According to the Associated Press, the critically endangered species' population hit a 20-year low in 2020. The North Atlantic Right Whale Consortium recently announced that an estimated 336 North Atlantic right whales remain in the wild.
This is a drop from 2019's population count of 366, continuing a 10-year trend of the rare whale's numbers declining. The North Atlantic right whale has lost an estimated 30% of its population over the past decade, per Defenders of Wildlife.
North Atlantic right whales were once plentiful in the waters around New England, AP reports, but have fallen victim to commercial whaling, net entanglements, and ship collisions.
Conservationists felt hopeful in 2020 that the species might be rebounding a bit after spotting two healthy-looking whale calves. Unfortunately, the North Atlantic Right Whale Consortium's 2020 population numbers do not support this optimism.
But even with this newly reported drop in the North Atlantic right whale population, the North Atlantic Right Whale Consortium is confident there is a way to help this species rebound.
"No one engaged in right whale work believes that the species cannot recover from this.
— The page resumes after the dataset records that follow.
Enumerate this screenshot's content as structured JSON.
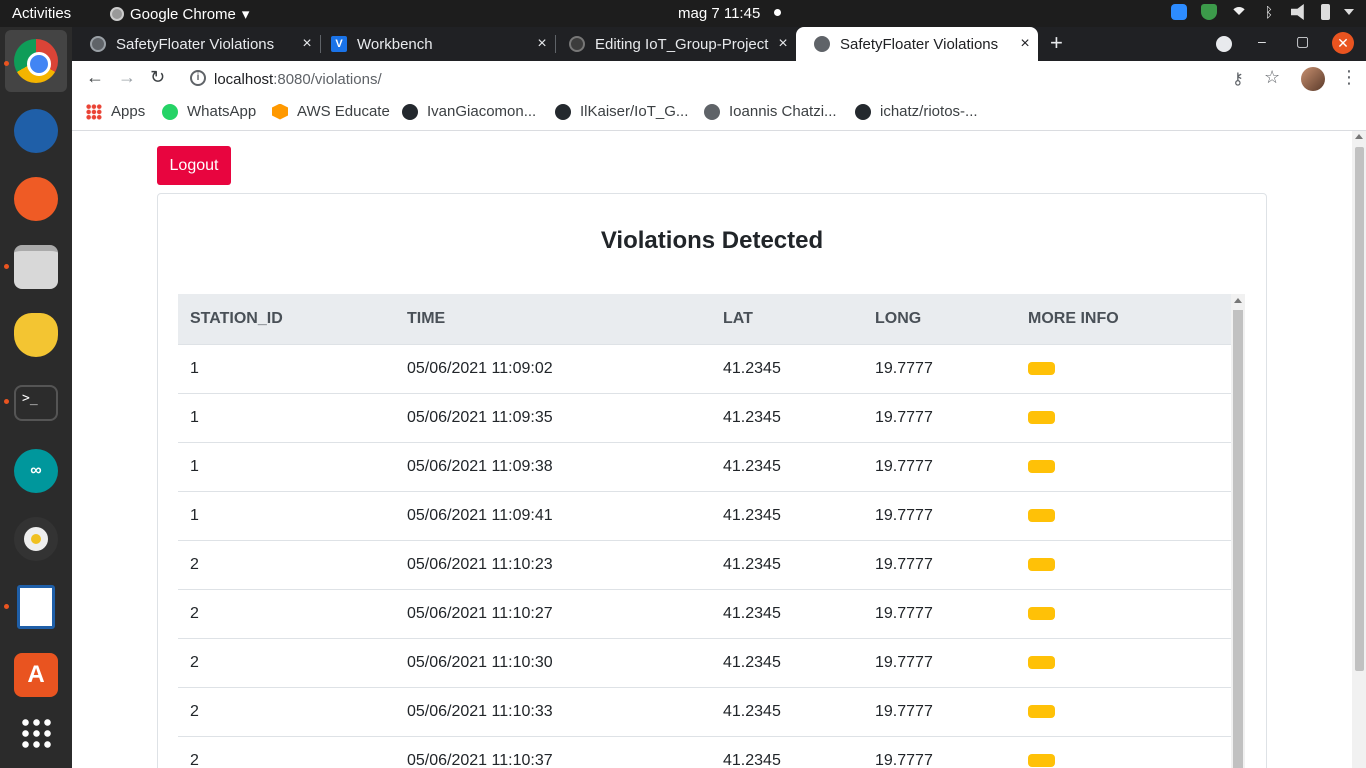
{
  "topbar": {
    "activities": "Activities",
    "app_name": "Google Chrome",
    "clock": "mag 7  11:45"
  },
  "dock": {
    "items": [
      "chrome-icon",
      "thunderbird-icon",
      "postman-icon",
      "files-icon",
      "teapot-icon",
      "terminal-icon",
      "arduino-icon",
      "rhythmbox-icon",
      "writer-icon",
      "software-center-icon",
      "show-apps-icon"
    ],
    "terminal_glyph": ">_",
    "arduino_glyph": "∞",
    "store_glyph": "A"
  },
  "tabs": [
    {
      "title": "SafetyFloater Violations",
      "icon": "globe-icon"
    },
    {
      "title": "Workbench",
      "icon": "workbench-icon"
    },
    {
      "title": "Editing IoT_Group-Project",
      "icon": "github-icon"
    },
    {
      "title": "SafetyFloater Violations",
      "icon": "globe-icon"
    }
  ],
  "tab_close": "×",
  "new_tab": "+",
  "window": {
    "minimize": "–",
    "maximize": "▢",
    "close": "✕"
  },
  "address": {
    "host": "localhost",
    "path": ":8080/violations/"
  },
  "nav": {
    "back": "←",
    "forward": "→",
    "reload": "↻"
  },
  "toolbar_right": {
    "key": "⚷",
    "star": "☆",
    "menu": "⋮"
  },
  "bookmarks": [
    {
      "label": "Apps",
      "icon": "apps-icon"
    },
    {
      "label": "WhatsApp",
      "icon": "whatsapp-icon"
    },
    {
      "label": "AWS Educate",
      "icon": "aws-icon"
    },
    {
      "label": "IvanGiacomon...",
      "icon": "github-icon"
    },
    {
      "label": "IlKaiser/IoT_G...",
      "icon": "github-icon"
    },
    {
      "label": "Ioannis Chatzi...",
      "icon": "globe-icon"
    },
    {
      "label": "ichatz/riotos-...",
      "icon": "github-icon"
    }
  ],
  "page": {
    "logout_label": "Logout",
    "heading": "Violations Detected",
    "columns": [
      "STATION_ID",
      "TIME",
      "LAT",
      "LONG",
      "MORE INFO"
    ],
    "rows": [
      {
        "station_id": "1",
        "time": "05/06/2021 11:09:02",
        "lat": "41.2345",
        "long": "19.7777"
      },
      {
        "station_id": "1",
        "time": "05/06/2021 11:09:35",
        "lat": "41.2345",
        "long": "19.7777"
      },
      {
        "station_id": "1",
        "time": "05/06/2021 11:09:38",
        "lat": "41.2345",
        "long": "19.7777"
      },
      {
        "station_id": "1",
        "time": "05/06/2021 11:09:41",
        "lat": "41.2345",
        "long": "19.7777"
      },
      {
        "station_id": "2",
        "time": "05/06/2021 11:10:23",
        "lat": "41.2345",
        "long": "19.7777"
      },
      {
        "station_id": "2",
        "time": "05/06/2021 11:10:27",
        "lat": "41.2345",
        "long": "19.7777"
      },
      {
        "station_id": "2",
        "time": "05/06/2021 11:10:30",
        "lat": "41.2345",
        "long": "19.7777"
      },
      {
        "station_id": "2",
        "time": "05/06/2021 11:10:33",
        "lat": "41.2345",
        "long": "19.7777"
      },
      {
        "station_id": "2",
        "time": "05/06/2021 11:10:37",
        "lat": "41.2345",
        "long": "19.7777"
      }
    ]
  },
  "colors": {
    "logout": "#e8053f",
    "info_button": "#ffc107",
    "table_header": "#e9ecef"
  }
}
They absolutely can, if we stop killing them and allow them to allocate energy to finding food, mates, and habitats that aren't marred with deadly obstacles," Scott Kraus, chair of the consortium, told AP.
The consortium's North Atlantic right whale population estimate for 2020 has not yet been peer-reviewed, according to the National Oceanic and Atmospheric Administration. Still, the government agency did note that "North Atlantic right whales are one of the most imperiled species on the planet, and the latest estimate shows that the substantial downward trajectory of right whale abundance documented over the last decade continues," per AP.